The Catholic Decree of Nullity
Historically, Lutheran views on divorce are compared and contrasted with those of Catholicism. The Catholic Church maintains very strict views on divorce.
While the Church cannot prevent Catholics from obtaining civil divorces (i.e., according to the laws of the state that has jurisdiction over their marriage) to settle matters of money, property, child custody, and similar issues, it can bar its divorced members from participating in certain rites that lie at the very core of the Catholic faith.
For example, a remarried Catholic may not receive the Eucharist, nor may they receive Holy Communion (they are permitted to attend Mass).
The only way a person may leave their marriage and enter another and still maintain full, good standing in the Catholic Church is by seeking and obtaining a Decree of Nullity, which essentially erases the union by determining that it never existed in the eyes of God.
Catholic Annulment of Marriage
A Decree of Nullity, more commonly known as an annulment, is a Catholic body’s determination that for one or more specified reasons, a marriage was never validly formed.
In other words, as far as the church is concerned, the union never existed. Thus, while the net result may be the same as a divorce, the two concepts are quite different and achieved in a vastly dissimilar fashion.

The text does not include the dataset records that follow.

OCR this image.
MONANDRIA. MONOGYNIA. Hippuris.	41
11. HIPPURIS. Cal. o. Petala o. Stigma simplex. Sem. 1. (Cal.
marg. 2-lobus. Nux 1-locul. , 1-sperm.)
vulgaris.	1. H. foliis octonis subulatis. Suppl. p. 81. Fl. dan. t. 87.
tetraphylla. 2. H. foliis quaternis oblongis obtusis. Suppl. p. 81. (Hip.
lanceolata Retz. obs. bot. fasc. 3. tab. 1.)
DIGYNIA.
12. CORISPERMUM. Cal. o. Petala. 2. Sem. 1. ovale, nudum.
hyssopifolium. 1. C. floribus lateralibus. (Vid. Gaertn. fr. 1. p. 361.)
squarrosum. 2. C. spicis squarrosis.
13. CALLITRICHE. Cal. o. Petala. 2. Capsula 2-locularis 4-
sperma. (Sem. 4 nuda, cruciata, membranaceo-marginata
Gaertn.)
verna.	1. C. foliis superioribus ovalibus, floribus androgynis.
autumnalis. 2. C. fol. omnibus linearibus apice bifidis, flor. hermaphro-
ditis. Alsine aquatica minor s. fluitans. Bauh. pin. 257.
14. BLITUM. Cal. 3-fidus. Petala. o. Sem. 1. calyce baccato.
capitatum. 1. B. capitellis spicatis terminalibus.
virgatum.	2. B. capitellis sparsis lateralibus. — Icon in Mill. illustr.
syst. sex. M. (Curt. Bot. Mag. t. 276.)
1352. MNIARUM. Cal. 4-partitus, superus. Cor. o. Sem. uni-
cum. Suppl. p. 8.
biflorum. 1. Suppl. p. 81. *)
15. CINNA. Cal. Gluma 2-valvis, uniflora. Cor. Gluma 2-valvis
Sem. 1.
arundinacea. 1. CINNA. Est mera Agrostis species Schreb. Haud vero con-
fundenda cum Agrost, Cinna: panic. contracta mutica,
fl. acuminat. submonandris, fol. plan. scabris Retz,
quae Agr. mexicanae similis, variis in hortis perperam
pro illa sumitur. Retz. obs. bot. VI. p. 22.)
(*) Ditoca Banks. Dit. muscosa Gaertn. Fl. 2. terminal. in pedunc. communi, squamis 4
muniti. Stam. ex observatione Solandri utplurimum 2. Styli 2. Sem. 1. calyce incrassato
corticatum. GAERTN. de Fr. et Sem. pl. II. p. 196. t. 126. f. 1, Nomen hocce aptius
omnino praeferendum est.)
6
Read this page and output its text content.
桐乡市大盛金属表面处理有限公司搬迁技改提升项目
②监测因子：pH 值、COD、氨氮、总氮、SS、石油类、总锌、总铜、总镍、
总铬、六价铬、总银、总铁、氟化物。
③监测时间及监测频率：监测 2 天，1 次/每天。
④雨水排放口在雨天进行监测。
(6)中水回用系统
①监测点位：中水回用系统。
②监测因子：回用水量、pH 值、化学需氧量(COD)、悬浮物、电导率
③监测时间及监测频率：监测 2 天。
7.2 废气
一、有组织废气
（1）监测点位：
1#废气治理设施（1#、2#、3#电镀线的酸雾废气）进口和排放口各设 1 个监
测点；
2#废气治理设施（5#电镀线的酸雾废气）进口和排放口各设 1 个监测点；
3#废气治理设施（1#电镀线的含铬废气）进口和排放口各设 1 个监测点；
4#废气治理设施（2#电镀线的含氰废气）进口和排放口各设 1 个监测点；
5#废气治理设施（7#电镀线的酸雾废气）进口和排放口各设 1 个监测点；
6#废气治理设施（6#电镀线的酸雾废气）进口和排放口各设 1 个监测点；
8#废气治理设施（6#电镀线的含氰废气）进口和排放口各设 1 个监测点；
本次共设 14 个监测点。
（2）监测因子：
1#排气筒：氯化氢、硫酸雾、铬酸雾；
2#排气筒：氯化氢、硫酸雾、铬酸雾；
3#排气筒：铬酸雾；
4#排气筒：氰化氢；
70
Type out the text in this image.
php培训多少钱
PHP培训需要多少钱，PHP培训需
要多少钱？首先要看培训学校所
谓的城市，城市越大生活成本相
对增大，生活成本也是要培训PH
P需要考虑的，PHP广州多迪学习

To request an annulment, the seeking party or parties must allege that:
- There existed a significant psychological impairment that made understanding the required level of commitment to the marriage impossible for one or both of the spouses
- One of the spouses hid from the other the existence of a condition such as infertility (inability to bear children) or impotence, or information regarding a previous marriage
Then, the request for annulment proceeds through four phases of review and adjudication. Depending on the location and particular jurisdiction, this process can take as long as two years. A typical annulment proceeding goes as follows:
- Petition – the parties to the annulment, come before a member of the clergy and present their respective sides
- Evidence – each party’s statement is then corroborated or refuted by taking evidence from family members, friends, and other pertinent parties
- Discussion – arguments in favor of nullity and in favor of maintaining the marriage are presented and debated
- Final judgment – the diocese and bishops confer and render their decision
In 2015, Pope Francis implemented reforms to streamline the annulment process and shorten the processing time for petitions to be heard and decided. Francis also advocated for the waiver of annulment fees and allowed certain cases to be handled by local bishops.
These historic reforms will result in increased recognition of second marriages by the church and allow these Catholics to participate in all church activities and rites.   
Luther’s views on divorce were revolutionary during the Reformation and remain progressive today compared to the Catholic Church’s no-divorce stance.